Opposition and States Raise Concerns

While the central government has presented the proposal as a festival “gift,” states like Punjab remain skeptical. Cheema accused the Centre of failing to fully compensate states for GST-related revenue losses. “Punjab has received ₹60,000 crore so far, but we are still owed another ₹50,000 crore,” he alleged.

Critics argue that although GST was introduced as a “one nation, one tax” reform, states have lost significant financial autonomy, especially in revenue-heavy sectors. Many opposition-led states continue to demand compensation mechanisms and greater flexibility in rate-setting.


A Brief History of GST in India

The GST was rolled out at midnight on July 1, 2017, replacing a complex web of central and state-level taxes with a unified system. It was promoted as India’s biggest tax reform, designed to simplify compliance and promote ease of doing business.

Initially, GST was divided into four main slabs: 5%, 12%, 18%, and 28%, with some special rates such as 3% for gold and precious stones, and 1% for small-scale items. Essential goods like food items, fertilizers, coal, and railway economy travel fall under the 5% slab, while luxury items like high-end vehicles, ACs, refrigerators, and tobacco attract 28%.

Over the years, the Council has revised GST rates more than 25 times, often reducing rates for consumer goods under political and public pressure.
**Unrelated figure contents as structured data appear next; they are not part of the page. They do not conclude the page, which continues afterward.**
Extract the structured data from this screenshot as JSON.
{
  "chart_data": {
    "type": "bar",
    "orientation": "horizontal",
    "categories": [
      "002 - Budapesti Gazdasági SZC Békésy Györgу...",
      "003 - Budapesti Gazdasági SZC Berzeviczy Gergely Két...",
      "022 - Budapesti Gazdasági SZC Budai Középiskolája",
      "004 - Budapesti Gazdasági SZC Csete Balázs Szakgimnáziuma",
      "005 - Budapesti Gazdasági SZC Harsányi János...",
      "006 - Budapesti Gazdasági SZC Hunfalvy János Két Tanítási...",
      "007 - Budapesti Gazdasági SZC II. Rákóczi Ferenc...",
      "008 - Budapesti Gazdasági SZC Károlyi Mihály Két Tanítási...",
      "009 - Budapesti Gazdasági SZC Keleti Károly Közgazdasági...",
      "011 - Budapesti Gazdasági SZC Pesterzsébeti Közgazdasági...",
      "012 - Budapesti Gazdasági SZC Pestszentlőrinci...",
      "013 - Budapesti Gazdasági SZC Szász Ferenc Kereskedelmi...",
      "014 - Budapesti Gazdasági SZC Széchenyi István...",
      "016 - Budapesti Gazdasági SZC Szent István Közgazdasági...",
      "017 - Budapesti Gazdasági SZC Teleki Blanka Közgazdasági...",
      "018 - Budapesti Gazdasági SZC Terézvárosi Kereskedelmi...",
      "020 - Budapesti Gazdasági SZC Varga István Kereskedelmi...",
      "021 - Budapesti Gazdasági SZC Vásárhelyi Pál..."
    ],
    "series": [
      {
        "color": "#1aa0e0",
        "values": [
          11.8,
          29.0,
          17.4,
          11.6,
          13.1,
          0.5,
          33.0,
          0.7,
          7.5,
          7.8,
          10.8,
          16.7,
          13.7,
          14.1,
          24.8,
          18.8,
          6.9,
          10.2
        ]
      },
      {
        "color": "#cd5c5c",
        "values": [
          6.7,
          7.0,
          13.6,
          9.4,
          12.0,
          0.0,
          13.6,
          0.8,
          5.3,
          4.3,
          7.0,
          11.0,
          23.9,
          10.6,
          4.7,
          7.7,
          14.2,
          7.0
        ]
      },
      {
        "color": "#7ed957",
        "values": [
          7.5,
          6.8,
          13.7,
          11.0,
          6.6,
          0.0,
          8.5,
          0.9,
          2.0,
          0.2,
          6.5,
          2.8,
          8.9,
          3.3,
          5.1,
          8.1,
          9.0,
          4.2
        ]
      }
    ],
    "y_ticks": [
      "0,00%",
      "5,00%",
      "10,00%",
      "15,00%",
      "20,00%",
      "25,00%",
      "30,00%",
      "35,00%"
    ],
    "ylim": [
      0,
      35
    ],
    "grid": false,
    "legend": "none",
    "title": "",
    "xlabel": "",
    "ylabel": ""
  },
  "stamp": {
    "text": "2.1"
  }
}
How GST Rate Changes Are Decided

The GST Council, comprising finance ministers from the Centre and states, decides on rate changes. Proposals require more than 50% of the votes to pass, with each state having one vote. However, critics note that the Centre’s larger influence often ensures its proposals move forward.

Former Jharkhand Finance Minister Rameshwar Oraon explained that states have limited powers within GST. “We cannot control GST rates, except on petrol, diesel, and liquor, which remain outside GST. These are crucial for state revenues, so states are reluctant to surrender them,” he said.

This lack of flexibility has fueled opposition criticism that GST is more complex than promised and reduces state autonomy.


What Consumers Can Expect This Diwali

If approved, the upcoming GST reform will simplify India’s tax structure from four slabs to just two – 5% and 18%. This move could:

  1. Lower household expenses – from food items to electronic appliances.
  2. Boost insurance affordability – encouraging more families to opt for life and health coverage.
  3. Stimulate demand – as lower taxes make consumer goods more accessible, potentially supporting economic growth.

However, the impact on state revenues and the Centre’s ability to compensate them remains an open question.


Conclusion

India’s GST reform is poised for its biggest overhaul since its launch eight years ago. By reducing slabs and capping the highest rate at 18%, the government aims to deliver festive relief to households while simplifying tax compliance.

Whether this “Diwali gift” translates into long-term stability for consumers and businesses will depend on how effectively the Centre manages state concerns and ensures revenue balance. For now, citizens can look forward to a festive season with lighter bills and potentially brighter celebrations.